From above it can be concluded that we can batch process SNPs in parallel. The only output is sumStat and that is written at once at the end. So, if we can collect the sumStat data without collision it should just work.
Interestingly both Guile and C++ have recently introduced fibers. Boost.Fiber looks pretty clean:
#include <boost/fiber/all.hpp>
#include <vector>
#include <iostream>
namespace fibers = boost::fibers;
// Worker fiber
void compute_worker(int start, int end,
fibers::buffered_channel<int>& channel) {
for (int i = start; i < end; ++i) {
channel.push(i * i);
}
}
void parallel_compute_fibers() {
fibers::buffered_channel<int> channel(100);
// Spawn fibers
fibers::fiber f1([&]() {
compute_worker(0, 100, channel);
channel.close(); // Signal completion
});
fibers::fiber f2([&]() {
compute_worker(100, 200, channel);
});
// Collect results
std::vector<int> results;
int value;
while (fibers::channel_op_status::success == channel.pop(value)) {
results.push_back(value);
}
f1.join();
f2.join();
std::cout << "Total results: " << results.size() << std::endl;
}
Compare that with guile:
(use-modules (fibers)
(fibers channels))
;; Worker that streams individual results
(define (compute-worker-streaming start end result-channel)
(let loop ((i start))
(when (< i end)
(put-message result-channel (* i i))
(loop (+ i 1))))
;; Send completion signal
(put-message result-channel 'done))
;; Collector fiber
(define (result-collector result-channel num-workers)
(let loop ((results '())
(done-count 0))
(if (= done-count num-workers)
(reverse results)
(let ((msg (get-message result-channel)))
(if (eq? msg 'done)
(loop results (+ done-count 1))
(loop (cons msg results) done-count))))))

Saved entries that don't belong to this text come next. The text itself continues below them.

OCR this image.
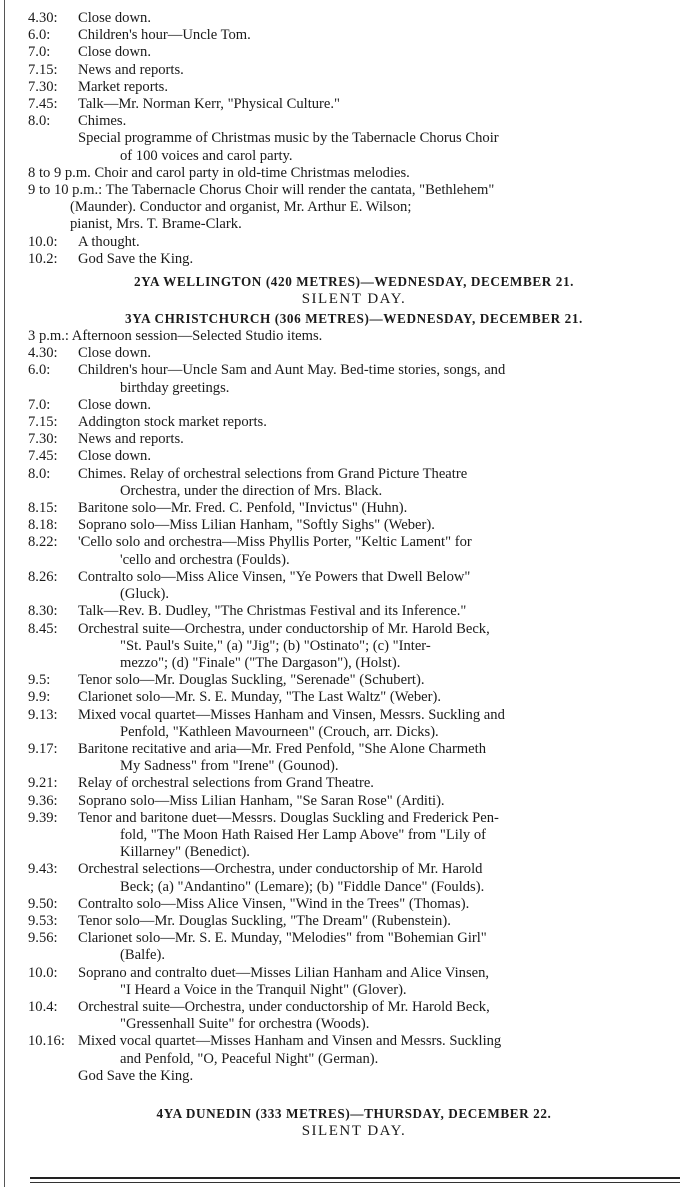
4.30:	Close down.
6.0:	Children's hour—Uncle Tom.
7.0:	Close down.
7.15:	News and reports.
7.30:	Market reports.
7.45:	Talk—Mr. Norman Kerr, "Physical Culture."
8.0:	Chimes.
Special programme of Christmas music by the Tabernacle Chorus Choir
of 100 voices and carol party.
8 to 9 p.m. Choir and carol party in old-time Christmas melodies.
9 to 10 p.m.: The Tabernacle Chorus Choir will render the cantata, "Bethlehem"
(Maunder). Conductor and organist, Mr. Arthur E. Wilson;
pianist, Mrs. T. Brame-Clark.
10.0:	A thought.
10.2:	God Save the King.
2YA WELLINGTON (420 METRES)—WEDNESDAY, DECEMBER 21.
SILENT DAY.
3YA CHRISTCHURCH (306 METRES)—WEDNESDAY, DECEMBER 21.
3 p.m.: Afternoon session—Selected Studio items.
4.30:	Close down.
6.0:	Children's hour—Uncle Sam and Aunt May. Bed-time stories, songs, and
birthday greetings.
7.0:	Close down.
7.15:	Addington stock market reports.
7.30:	News and reports.
7.45:	Close down.
8.0:	Chimes. Relay of orchestral selections from Grand Picture Theatre
Orchestra, under the direction of Mrs. Black.
8.15:	Baritone solo—Mr. Fred. C. Penfold, "Invictus" (Huhn).
8.18:	Soprano solo—Miss Lilian Hanham, "Softly Sighs" (Weber).
8.22:	'Cello solo and orchestra—Miss Phyllis Porter, "Keltic Lament" for
'cello and orchestra (Foulds).
8.26:	Contralto solo—Miss Alice Vinsen, "Ye Powers that Dwell Below"
(Gluck).
8.30:	Talk—Rev. B. Dudley, "The Christmas Festival and its Inference."
8.45:	Orchestral suite—Orchestra, under conductorship of Mr. Harold Beck,
"St. Paul's Suite," (a) "Jig"; (b) "Ostinato"; (c) "Inter-
mezzo"; (d) "Finale" ("The Dargason"), (Holst).
9.5:	Tenor solo—Mr. Douglas Suckling, "Serenade" (Schubert).
9.9:	Clarionet solo—Mr. S. E. Munday, "The Last Waltz" (Weber).
9.13:	Mixed vocal quartet—Misses Hanham and Vinsen, Messrs. Suckling and
Penfold, "Kathleen Mavourneen" (Crouch, arr. Dicks).
9.17:	Baritone recitative and aria—Mr. Fred Penfold, "She Alone Charmeth
My Sadness" from "Irene" (Gounod).
9.21:	Relay of orchestral selections from Grand Theatre.
9.36:	Soprano solo—Miss Lilian Hanham, "Se Saran Rose" (Arditi).
9.39:	Tenor and baritone duet—Messrs. Douglas Suckling and Frederick Pen-
fold, "The Moon Hath Raised Her Lamp Above" from "Lily of
Killarney" (Benedict).
9.43:	Orchestral selections—Orchestra, under conductorship of Mr. Harold
Beck; (a) "Andantino" (Lemare); (b) "Fiddle Dance" (Foulds).
9.50:	Contralto solo—Miss Alice Vinsen, "Wind in the Trees" (Thomas).
9.53:	Tenor solo—Mr. Douglas Suckling, "The Dream" (Rubenstein).
9.56:	Clarionet solo—Mr. S. E. Munday, "Melodies" from "Bohemian Girl"
(Balfe).
10.0:	Soprano and contralto duet—Misses Lilian Hanham and Alice Vinsen,
"I Heard a Voice in the Tranquil Night" (Glover).
10.4:	Orchestral suite—Orchestra, under conductorship of Mr. Harold Beck,
"Gressenhall Suite" for orchestra (Woods).
10.16: Mixed vocal quartet—Misses Hanham and Vinsen and Messrs. Suckling
and Penfold, "O, Peaceful Night" (German).
God Save the King.
4YA DUNEDIN (333 METRES)—THURSDAY, DECEMBER 22.
SILENT DAY.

(define (parallel-compute-streaming)
(run-fibers
(lambda ()
(let ((result-channel (make-channel)))
;; Spawn workers
(spawn-fiber
(lambda () (compute-worker-streaming 0 100 result-channel)))
(spawn-fiber
(lambda () (compute-worker-streaming 100 200 result-channel)))
;; Collect results
(result-collector result-channel 2)))))
The Boost fiber is a relatively mature library now, with about 8+ years of development and real-world usage. Interestingly Boost.fibers has work stealing built in. We can look at that later:
What about LOCO? Actually we can use the same fiber strategy for each chromosome as a per CHR process. We can set the number of threads differently based on chromosome SNP num, so all chromosomes take (about) the same time. Later, we can bring LOCO into one process with the advantage that the genotype data is only read once. In both cases the kinship matrices are in RAM anyway.
The first version of lmdb genotypes used simple floats. That reduced the pangenome text version from 30Gb to 12Gb with about a 3x speedup of gemma. Next I tried byte representation of the genotypes.

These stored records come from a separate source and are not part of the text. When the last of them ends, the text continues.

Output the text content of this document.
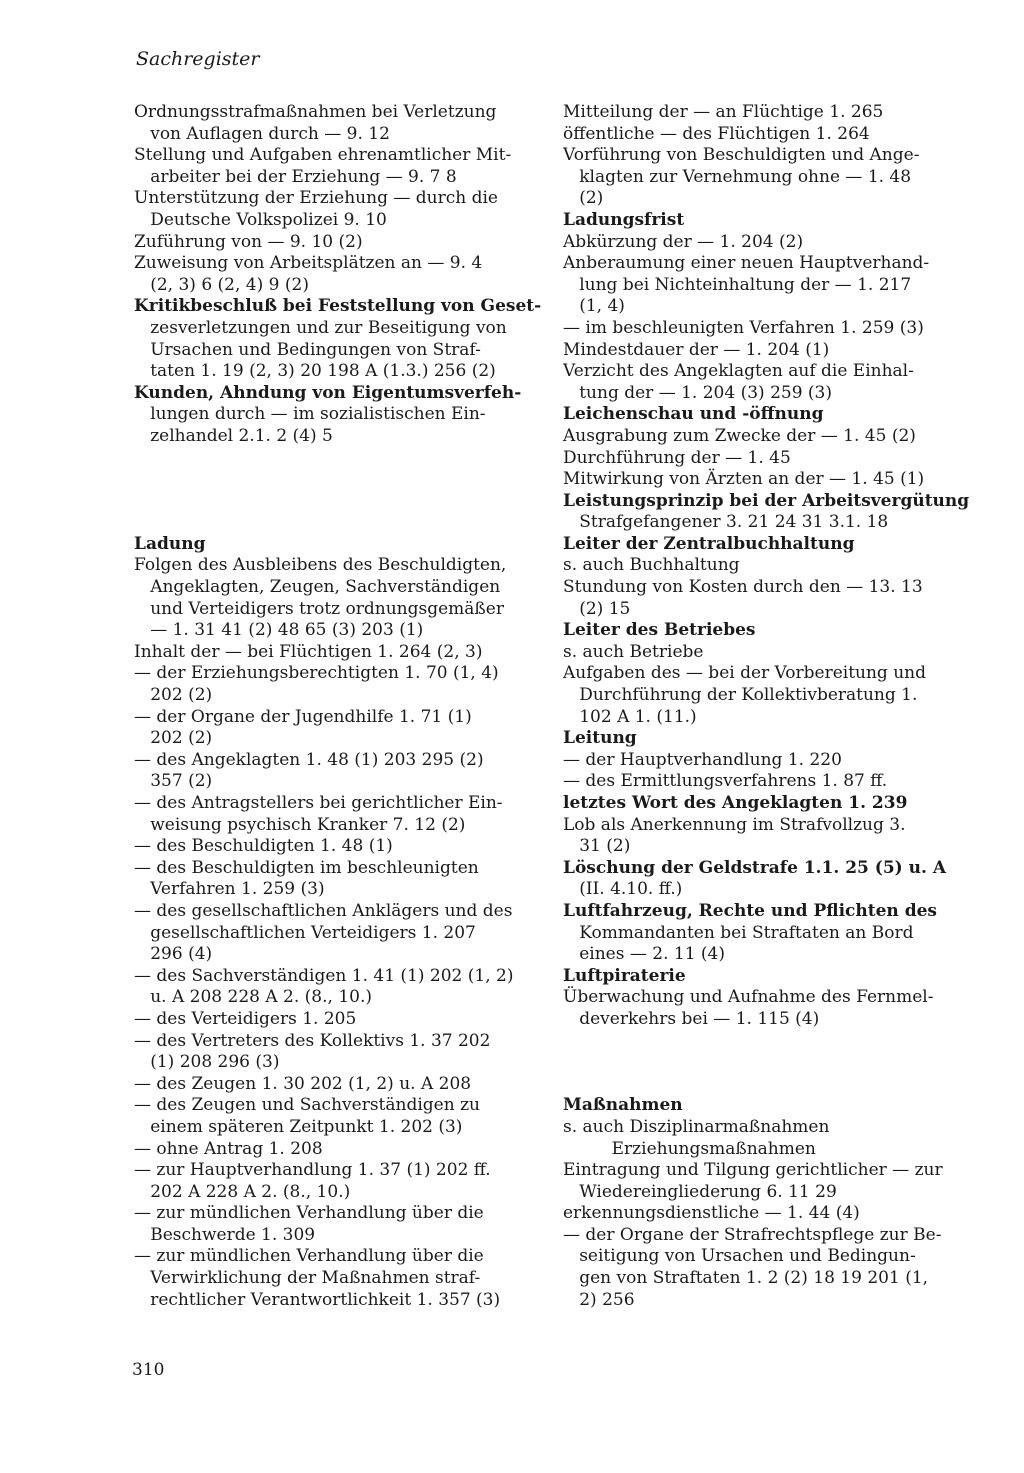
Sachregister
Ordnungsstrafmaßnahmen bei Verletzung
von Auflagen durch — 9. 12
Stellung und Aufgaben ehrenamtlicher Mit-
arbeiter bei der Erziehung — 9. 7 8
Unterstützung der Erziehung — durch die
Deutsche Volkspolizei 9. 10
Zuführung von — 9. 10 (2)
Zuweisung von Arbeitsplätzen an — 9. 4
(2, 3) 6 (2, 4) 9 (2)
Kritikbeschluß bei Feststellung von Geset-
zesverletzungen und zur Beseitigung von
Ursachen und Bedingungen von Straf-
taten 1. 19 (2, 3) 20 198 A (1.3.) 256 (2)
Kunden, Ahndung von Eigentumsverfeh-
lungen durch — im sozialistischen Ein-
zelhandel 2.1. 2 (4) 5
Ladung
Folgen des Ausbleibens des Beschuldigten,
Angeklagten, Zeugen, Sachverständigen
und Verteidigers trotz ordnungsgemäßer
— 1. 31 41 (2) 48 65 (3) 203 (1)
Inhalt der — bei Flüchtigen 1. 264 (2, 3)
— der Erziehungsberechtigten 1. 70 (1, 4)
202 (2)
— der Organe der Jugendhilfe 1. 71 (1)
202 (2)
— des Angeklagten 1. 48 (1) 203 295 (2)
357 (2)
— des Antragstellers bei gerichtlicher Ein-
weisung psychisch Kranker 7. 12 (2)
— des Beschuldigten 1. 48 (1)
— des Beschuldigten im beschleunigten
Verfahren 1. 259 (3)
— des gesellschaftlichen Anklägers und des
gesellschaftlichen Verteidigers 1. 207
296 (4)
— des Sachverständigen 1. 41 (1) 202 (1, 2)
u. A 208 228 A 2. (8., 10.)
— des Verteidigers 1. 205
— des Vertreters des Kollektivs 1. 37 202
(1) 208 296 (3)
— des Zeugen 1. 30 202 (1, 2) u. A 208
— des Zeugen und Sachverständigen zu
einem späteren Zeitpunkt 1. 202 (3)
— ohne Antrag 1. 208
— zur Hauptverhandlung 1. 37 (1) 202 ff.
202 A 228 A 2. (8., 10.)
— zur mündlichen Verhandlung über die
Beschwerde 1. 309
— zur mündlichen Verhandlung über die
Verwirklichung der Maßnahmen straf-
rechtlicher Verantwortlichkeit 1. 357 (3)
Mitteilung der — an Flüchtige 1. 265
öffentliche — des Flüchtigen 1. 264
Vorführung von Beschuldigten und Ange-
klagten zur Vernehmung ohne — 1. 48
(2)
Ladungsfrist
Abkürzung der — 1. 204 (2)
Anberaumung einer neuen Hauptverhand-
lung bei Nichteinhaltung der — 1. 217
(1, 4)
— im beschleunigten Verfahren 1. 259 (3)
Mindestdauer der — 1. 204 (1)
Verzicht des Angeklagten auf die Einhal-
tung der — 1. 204 (3) 259 (3)
Leichenschau und -öffnung
Ausgrabung zum Zwecke der — 1. 45 (2)
Durchführung der — 1. 45
Mitwirkung von Ärzten an der — 1. 45 (1)
Leistungsprinzip bei der Arbeitsvergütung
Strafgefangener 3. 21 24 31 3.1. 18
Leiter der Zentralbuchhaltung
s. auch Buchhaltung
Stundung von Kosten durch den — 13. 13
(2) 15
Leiter des Betriebes
s. auch Betriebe
Aufgaben des — bei der Vorbereitung und
Durchführung der Kollektivberatung 1.
102 A 1. (11.)
Leitung
— der Hauptverhandlung 1. 220
— des Ermittlungsverfahrens 1. 87 ff.
letztes Wort des Angeklagten 1. 239
Lob als Anerkennung im Strafvollzug 3.
31 (2)
Löschung der Geldstrafe 1.1. 25 (5) u. A
(II. 4.10. ff.)
Luftfahrzeug, Rechte und Pflichten des
Kommandanten bei Straftaten an Bord
eines — 2. 11 (4)
Luftpiraterie
Überwachung und Aufnahme des Fernmel-
deverkehrs bei — 1. 115 (4)
Maßnahmen
s. auch Disziplinarmaßnahmen
Erziehungsmaßnahmen
Eintragung und Tilgung gerichtlicher — zur
Wiedereingliederung 6. 11 29
erkennungsdienstliche — 1. 44 (4)
— der Organe der Strafrechtspflege zur Be-
seitigung von Ursachen und Bedingun-
gen von Straftaten 1. 2 (2) 18 19 201 (1,
2) 256
310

GEMMA originally used a separate SNP annotation file which proves inefficient. Now we transform the geno information to lmdb, we might as well include chr+pos. We'll make the key out of that and add a table with marker annotation.
I opted for using a CHR+POS index (byte+long value). There are a few things to consider. There may be duplicates and there may be missing values. Also LMDB likes and integer index. The built-in dubsort does not work, so we need to create a unique pos for every variant. I'll do that by adding the line number.